Но в этот момент произошло нечто. С потолка будки, с полок, из всех углов, на нападавших уставились десятки пар стеклянных глаз. Куклы, похожие на Пупкова, на Крохина, на других чиновников, с их гротескными носами и животы, в полумраке казались живыми. Они молча смотрели на громил. И этот безмолвный суд был страшнее любых криков.
Молодой парень отшатнулся. «Я не буду…» – пробормотал он и выбежал из будки.
Остальные двое, проклиная его, высекли огонь. Первый язык пламени лизнул солому. Запах гари пополз по Базарчику.
Наутро от будки осталась лишь груда пепла да обгоревшая дверная рама. Товарищ Пупков издал циркуляр: «В результате несчастного случая прекратил свою деятельность частный кукольный театр, не соответствовавший нормам противопожарной безопасности».
Но на следующий вечер на пепелище собрались дети. Они пришли из всех Уступов. Маленькие Бланкописы в бархатных кафтанах и босоногие Тени. Они молча смотрели на черное пятно земли.
И тут из толпы вышел тот самый парень, что сбежал ночью. Он был бледен, но в руках он держал нечто. Простую куклу из обгоревшей щепки и обрывка веревки. Он поставил ее на обугленный камень и заставил дернуться.
«Граждане! – пискнул он, подражая голосу Беззубика. – Сегодня мы посмотрим историю про то, как Феникс чихнул на пепел!»
Кукка дернулась, упала, а потом поднялась. Дети не засмеялись. Они зааплодировали. Тихо, но это был звук, от которого по коже бежали мурашки.
Беззубика не стало. Но его театр остался. Он больше не был привязан к месту. Он жил в карманах мальчишек, которые на переменках показывали друг другу сценки с помощью пальцев и носовых платков. Он жил в шепоте матерей, рассказывавших на ночь не официальные сказки, а «анекдоты про Репкина». Он жил в самой атмосфере города, в этом новом, колючем ощущении, что даже у самой прочной власти есть уязвимое место – насмешка.
Товарищ Пупков по-прежнему сидел в своем кабинете. Но он стал бояться детей. Их прямого, невинного взгляда. Он боялся соломы, теней и тихого шепота за спиной. Система победила. Она уничтожила бунтаря. Но она проиграла войну за смех.
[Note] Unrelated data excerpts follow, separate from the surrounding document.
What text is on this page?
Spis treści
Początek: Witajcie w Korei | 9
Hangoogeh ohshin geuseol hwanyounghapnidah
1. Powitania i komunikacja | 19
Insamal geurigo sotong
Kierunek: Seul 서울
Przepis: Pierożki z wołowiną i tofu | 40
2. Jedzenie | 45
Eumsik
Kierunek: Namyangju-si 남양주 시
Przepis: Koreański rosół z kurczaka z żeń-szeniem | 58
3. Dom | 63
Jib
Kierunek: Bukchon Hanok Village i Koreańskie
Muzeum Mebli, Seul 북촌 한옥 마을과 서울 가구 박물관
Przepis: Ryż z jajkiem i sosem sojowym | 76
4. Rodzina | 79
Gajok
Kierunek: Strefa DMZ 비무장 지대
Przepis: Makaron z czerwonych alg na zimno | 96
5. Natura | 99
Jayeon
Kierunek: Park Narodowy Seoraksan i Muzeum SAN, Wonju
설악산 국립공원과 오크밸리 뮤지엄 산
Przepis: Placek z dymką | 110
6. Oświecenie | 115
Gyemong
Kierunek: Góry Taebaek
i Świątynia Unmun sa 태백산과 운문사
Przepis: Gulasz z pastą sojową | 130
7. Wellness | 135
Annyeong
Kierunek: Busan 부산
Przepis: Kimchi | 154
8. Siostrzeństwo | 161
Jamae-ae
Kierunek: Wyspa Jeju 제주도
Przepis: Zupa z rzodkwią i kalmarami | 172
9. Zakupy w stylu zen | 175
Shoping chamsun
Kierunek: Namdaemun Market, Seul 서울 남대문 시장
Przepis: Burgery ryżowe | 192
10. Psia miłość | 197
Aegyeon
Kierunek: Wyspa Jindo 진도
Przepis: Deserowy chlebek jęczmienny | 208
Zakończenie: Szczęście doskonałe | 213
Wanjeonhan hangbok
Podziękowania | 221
И это было горькой, соломенной победой, которая не давала спать по ночам всем Графам Репкиным этого мира.
Цирк «Последний Вздох»
В Империи Грома, раскинувшейся меж серых гор, главной добродетелью был Порядок. Порядок, высеченный в граните скрижалей, отлитый в бронзе памятников Первому Наместнику и вбитый в головы граждан мерным стуком молотов о наковальни. Воздух здесь был густ от дыма плавилен и запаха свеженапечатанных «Ежедневных Директив» – газеты, где каждая буква была одинакового размера, а каждая новость восхваляла Мудрость и Силу Регента, хранителя заветов Первого Наместника.
Столица, город Надежград, была поделена на Концентрические Кольца. Внутреннее Кольцо, Оплот, сияло полированным мрамором. Здесь, в тишине дворцов, жили Вершители – чиновники, чьи лица от долгого ношения казенных масок с утвержденным выражением «спокойной уверенности» стали напоминать аккуратно вылепленное тесто. Они пили воду из хрустальных источников и дышали воздухом, очищенным особыми фильтрами от «смущающих примесей».
Внешние Кольца, Спицы, были царством Тружеников. Они жили в идентичных серых коробках, ели идентичную серую пасту «Благоразумие» и носили униформу цвета моклого асфальта. Их жизнь была циклом: сон – работа у станка или в конторе – сон. Развлечения регламентировались: раз в неделю – обязательный просмотр фильмов о «Радости Труда», два раза – прослушивание гимна по утрам.
И вот, в это выверенное, как часовой механизм, существование, ворвался он. Цирк «Последний Вздох».
Он появлялся ниоткуда, как мираж на раскаленном асфальте. Его шатер был не алым, а цвета выцветшей крови и пыли. Над входом не красовались веселые клоуны, а висел герб: рука, сжимающая птицу, из клюва которой вырывалась последняя струйка воздуха. Никакой яркой афиши, лишь мелким, уставшим шрифтом: «Представление. Один раз. Для тех, кто способен увидеть».
Власти поначалу не обратили на него внимания – еще один бродячий балаган. Но слухи поползли. Говорили, что после его представления не хлопают. Говорили, что зрители выходят оттуда молчаливые, с глазами, полными странной тоски, и разбивают свои еженедельные талоны на «Радость». Кто-то шептал, что цирк показывает не фокусы, а… правду.
Главным соглядатаем Регента был Надзиратель Чистоты Идей, товарищ Аргус. Человек с сухим, как гербарий, лицом и глазами-буравчиками. Он приказал своему лучшему агенту, молодому и идеально преданному Инспектору Линзу, внедриться в цирк и доложить.
Линз, переодетый в потрепанную одежду Труженика, купил билет. Внутри шатра пахло не сахарной ватой, а старыми книгами, пылью и чем-то горьким, вроде полыни. Лавки были жесткими. Публика – молчаливая смесь самых отчаянных Тружеников и пары-тройки любопытствующих Вершителей, скрывших лица воротниками.
Представление началось без фанфар. Из-за занавеса цвета запекшейся крови вышел человек в костюме, напоминающем ливрею Вершителя, но стоптанном и в заплатах. Это был Конферансье, он же директор, он же душа цирка – человек по имени Тихон. Его лицо было маской безразличия, но глаза горели холодным огнем.
«Добро пожаловать, – его голос был тих, но пробивал толщу тишины. – Сегодня мы покажем вам все, что вы знаете. Но под другим углом».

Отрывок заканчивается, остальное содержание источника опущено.